4. The University must maintain equal treatment for transgender and LGBTQ+ members of our community. Penn’s health system must continue to provide gender-affirming healthcare, and the medical and nursing schools must continue to train students to care for LGBTQ+ patients. Penn must continue to provide comprehensive medical coverage to all LGBTQ+ employees and students. And everyone must have access to bathrooms and changing rooms that align with their gender identities.

These demands of Penn administrators go hand-in-hand with demands that we, our coworkers, and our unions are making at the national level as we press for the restoration of federal research funding, file lawsuits challenging Trump’s executive orders, and mobilize for mass action nationwide. 

If there is anything to be hopeful about, it is that those of us who work at Penn are better organized than ever. Over the last five years, our campus has seen a rebirth of labor organizing, with five successful union drives reshaping power relations at Penn — the largest employer in Philadelphia. Labor organizing has been a way to win a voice in decisions that affect our lives and those of our students, patients, and community, to stand up for basic principles of justice, and to hold the Penn administration to account. It has produced results.

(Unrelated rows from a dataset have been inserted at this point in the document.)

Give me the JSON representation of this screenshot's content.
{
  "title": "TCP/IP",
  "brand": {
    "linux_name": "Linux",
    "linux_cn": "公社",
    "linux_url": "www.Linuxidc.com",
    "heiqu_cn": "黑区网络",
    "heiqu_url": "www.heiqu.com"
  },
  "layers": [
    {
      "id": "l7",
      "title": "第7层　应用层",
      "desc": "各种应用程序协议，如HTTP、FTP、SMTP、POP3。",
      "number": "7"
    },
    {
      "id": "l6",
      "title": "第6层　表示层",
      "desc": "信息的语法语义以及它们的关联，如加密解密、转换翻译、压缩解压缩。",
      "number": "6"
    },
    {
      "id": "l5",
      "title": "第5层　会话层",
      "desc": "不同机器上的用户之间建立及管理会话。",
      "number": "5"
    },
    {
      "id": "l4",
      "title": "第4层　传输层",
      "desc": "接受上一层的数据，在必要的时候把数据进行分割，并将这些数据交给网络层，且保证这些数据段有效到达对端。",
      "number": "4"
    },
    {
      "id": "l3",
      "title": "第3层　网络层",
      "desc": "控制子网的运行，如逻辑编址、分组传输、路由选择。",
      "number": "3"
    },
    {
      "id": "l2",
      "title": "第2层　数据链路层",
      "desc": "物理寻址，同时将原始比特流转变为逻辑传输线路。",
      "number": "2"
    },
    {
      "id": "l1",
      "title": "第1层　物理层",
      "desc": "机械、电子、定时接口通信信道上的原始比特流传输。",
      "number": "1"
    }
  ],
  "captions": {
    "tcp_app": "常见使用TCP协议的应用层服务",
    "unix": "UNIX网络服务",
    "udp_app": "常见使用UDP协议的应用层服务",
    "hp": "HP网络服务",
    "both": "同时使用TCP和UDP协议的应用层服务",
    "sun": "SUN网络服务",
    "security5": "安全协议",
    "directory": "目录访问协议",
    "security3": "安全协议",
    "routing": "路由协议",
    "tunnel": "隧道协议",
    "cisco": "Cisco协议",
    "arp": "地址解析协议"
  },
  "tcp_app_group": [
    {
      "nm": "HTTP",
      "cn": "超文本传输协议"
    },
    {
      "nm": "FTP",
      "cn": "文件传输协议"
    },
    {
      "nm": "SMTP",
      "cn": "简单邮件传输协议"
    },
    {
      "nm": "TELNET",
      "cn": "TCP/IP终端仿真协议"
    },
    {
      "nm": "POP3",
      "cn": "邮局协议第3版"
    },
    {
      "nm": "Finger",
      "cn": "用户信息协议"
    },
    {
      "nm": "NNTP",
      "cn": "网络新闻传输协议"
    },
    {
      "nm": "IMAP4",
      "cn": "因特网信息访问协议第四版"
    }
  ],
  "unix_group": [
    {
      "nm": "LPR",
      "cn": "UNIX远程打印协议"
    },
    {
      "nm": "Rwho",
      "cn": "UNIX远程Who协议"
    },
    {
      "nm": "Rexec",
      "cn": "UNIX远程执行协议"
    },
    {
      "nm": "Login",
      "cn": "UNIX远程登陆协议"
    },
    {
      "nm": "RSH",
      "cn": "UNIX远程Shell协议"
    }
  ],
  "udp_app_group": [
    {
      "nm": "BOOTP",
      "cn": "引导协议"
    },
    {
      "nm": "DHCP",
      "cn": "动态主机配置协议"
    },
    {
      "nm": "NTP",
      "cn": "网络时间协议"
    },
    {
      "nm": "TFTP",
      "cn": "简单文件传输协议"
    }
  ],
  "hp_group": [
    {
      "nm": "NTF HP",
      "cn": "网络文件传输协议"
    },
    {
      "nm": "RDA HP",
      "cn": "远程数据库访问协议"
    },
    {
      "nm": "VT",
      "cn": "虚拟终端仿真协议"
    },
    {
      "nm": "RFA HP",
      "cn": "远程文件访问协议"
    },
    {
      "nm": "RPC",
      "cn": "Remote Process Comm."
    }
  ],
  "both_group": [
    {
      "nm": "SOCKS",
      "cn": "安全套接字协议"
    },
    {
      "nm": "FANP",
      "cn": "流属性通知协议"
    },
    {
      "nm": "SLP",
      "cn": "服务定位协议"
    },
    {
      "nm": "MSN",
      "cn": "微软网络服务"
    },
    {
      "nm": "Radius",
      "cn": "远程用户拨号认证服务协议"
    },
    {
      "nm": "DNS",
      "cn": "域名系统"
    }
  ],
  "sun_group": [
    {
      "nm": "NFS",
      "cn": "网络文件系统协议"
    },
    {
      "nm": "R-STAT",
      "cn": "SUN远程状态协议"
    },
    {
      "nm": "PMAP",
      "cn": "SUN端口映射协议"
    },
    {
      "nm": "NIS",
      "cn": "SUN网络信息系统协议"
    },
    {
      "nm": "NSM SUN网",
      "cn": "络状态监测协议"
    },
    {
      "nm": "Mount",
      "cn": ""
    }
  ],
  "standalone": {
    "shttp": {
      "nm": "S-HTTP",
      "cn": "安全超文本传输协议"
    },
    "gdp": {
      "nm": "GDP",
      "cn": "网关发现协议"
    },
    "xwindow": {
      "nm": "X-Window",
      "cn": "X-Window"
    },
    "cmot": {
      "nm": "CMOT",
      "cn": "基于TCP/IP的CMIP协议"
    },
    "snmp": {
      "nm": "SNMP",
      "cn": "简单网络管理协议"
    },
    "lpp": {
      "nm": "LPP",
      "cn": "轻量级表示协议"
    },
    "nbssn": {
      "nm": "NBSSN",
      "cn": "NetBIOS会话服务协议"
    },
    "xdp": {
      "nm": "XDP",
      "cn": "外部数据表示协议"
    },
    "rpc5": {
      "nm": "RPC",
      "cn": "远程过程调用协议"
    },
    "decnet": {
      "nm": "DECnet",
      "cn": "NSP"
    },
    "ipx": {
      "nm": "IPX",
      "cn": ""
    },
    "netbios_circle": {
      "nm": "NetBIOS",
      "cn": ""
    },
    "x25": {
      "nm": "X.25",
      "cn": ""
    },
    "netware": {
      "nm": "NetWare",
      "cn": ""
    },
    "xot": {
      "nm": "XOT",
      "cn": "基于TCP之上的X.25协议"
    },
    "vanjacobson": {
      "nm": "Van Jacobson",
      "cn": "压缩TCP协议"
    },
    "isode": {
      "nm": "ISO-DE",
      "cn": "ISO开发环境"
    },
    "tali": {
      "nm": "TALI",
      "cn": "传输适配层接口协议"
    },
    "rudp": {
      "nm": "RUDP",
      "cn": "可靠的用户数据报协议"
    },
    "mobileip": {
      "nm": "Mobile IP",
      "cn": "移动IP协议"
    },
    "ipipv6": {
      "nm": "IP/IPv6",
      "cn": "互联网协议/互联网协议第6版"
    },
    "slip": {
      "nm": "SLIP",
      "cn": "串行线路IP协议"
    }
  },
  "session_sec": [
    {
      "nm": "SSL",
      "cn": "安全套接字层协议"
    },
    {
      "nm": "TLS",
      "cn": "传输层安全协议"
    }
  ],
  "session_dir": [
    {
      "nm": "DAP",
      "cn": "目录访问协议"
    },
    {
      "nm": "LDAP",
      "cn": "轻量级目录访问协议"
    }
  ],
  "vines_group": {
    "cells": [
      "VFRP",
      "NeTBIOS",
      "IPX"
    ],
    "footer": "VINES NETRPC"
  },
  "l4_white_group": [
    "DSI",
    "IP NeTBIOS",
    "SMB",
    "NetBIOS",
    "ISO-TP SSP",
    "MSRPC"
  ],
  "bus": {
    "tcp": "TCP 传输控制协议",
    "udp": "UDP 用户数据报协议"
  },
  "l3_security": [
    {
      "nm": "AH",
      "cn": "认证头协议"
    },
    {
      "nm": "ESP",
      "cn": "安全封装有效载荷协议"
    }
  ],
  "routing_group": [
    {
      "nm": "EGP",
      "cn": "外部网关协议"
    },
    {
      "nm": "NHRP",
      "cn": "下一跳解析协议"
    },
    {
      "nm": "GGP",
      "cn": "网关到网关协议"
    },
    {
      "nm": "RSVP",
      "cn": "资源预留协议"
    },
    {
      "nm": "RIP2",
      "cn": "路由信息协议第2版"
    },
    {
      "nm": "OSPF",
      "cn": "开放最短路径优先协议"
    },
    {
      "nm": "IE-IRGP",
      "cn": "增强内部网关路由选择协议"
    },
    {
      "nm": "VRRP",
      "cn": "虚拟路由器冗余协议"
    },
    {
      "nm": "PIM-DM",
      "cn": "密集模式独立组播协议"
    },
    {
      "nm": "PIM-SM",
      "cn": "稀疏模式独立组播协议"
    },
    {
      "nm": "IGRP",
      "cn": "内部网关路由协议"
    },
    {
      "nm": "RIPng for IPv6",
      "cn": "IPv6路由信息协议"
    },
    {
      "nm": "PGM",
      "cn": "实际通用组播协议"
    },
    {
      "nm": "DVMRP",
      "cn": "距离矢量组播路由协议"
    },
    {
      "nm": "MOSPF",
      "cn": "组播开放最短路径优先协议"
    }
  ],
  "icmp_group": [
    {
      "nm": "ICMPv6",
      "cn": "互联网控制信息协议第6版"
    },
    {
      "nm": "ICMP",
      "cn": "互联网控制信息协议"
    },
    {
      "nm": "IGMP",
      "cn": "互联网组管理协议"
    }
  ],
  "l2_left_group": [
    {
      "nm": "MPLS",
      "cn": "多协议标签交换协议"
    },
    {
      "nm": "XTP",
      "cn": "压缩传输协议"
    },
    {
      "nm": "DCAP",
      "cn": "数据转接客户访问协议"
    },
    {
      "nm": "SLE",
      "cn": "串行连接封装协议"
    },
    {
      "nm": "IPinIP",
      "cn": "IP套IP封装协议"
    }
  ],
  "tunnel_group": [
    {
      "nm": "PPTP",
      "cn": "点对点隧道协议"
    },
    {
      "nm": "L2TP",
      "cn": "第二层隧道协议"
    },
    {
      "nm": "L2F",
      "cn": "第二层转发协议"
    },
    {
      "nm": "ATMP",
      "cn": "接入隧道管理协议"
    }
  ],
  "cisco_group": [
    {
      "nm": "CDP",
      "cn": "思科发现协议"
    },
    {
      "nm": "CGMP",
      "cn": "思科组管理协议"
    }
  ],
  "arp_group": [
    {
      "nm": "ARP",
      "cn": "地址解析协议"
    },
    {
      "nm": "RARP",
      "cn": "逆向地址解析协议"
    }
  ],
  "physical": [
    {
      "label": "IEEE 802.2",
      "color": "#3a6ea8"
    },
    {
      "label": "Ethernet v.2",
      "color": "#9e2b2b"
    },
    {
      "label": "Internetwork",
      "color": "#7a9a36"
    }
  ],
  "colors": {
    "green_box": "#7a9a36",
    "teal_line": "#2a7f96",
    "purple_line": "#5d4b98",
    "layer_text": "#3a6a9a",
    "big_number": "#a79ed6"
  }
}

Graduate workers overcame COVID-19-era austerity policies and were certified as the largest private-sector union in our city’s history. Now, they are bargaining for a transformative contract that will guarantee nondiscrimination, a living wage, and institutional protections for international graduate workers. Museum workers fought hard for a contract that protects diversity in hiring and intend to enforce it. 

This is a time to make your voice heard and to build the wall-to-wall organization we need to defend our democracy, our coworkers and communities, and the very possibility of research, teaching, and healthcare that serve the public good. If you work at Penn, we invite you to sign your name to these four principles, talk to your coworkers about them, and get ready to stand up for them together.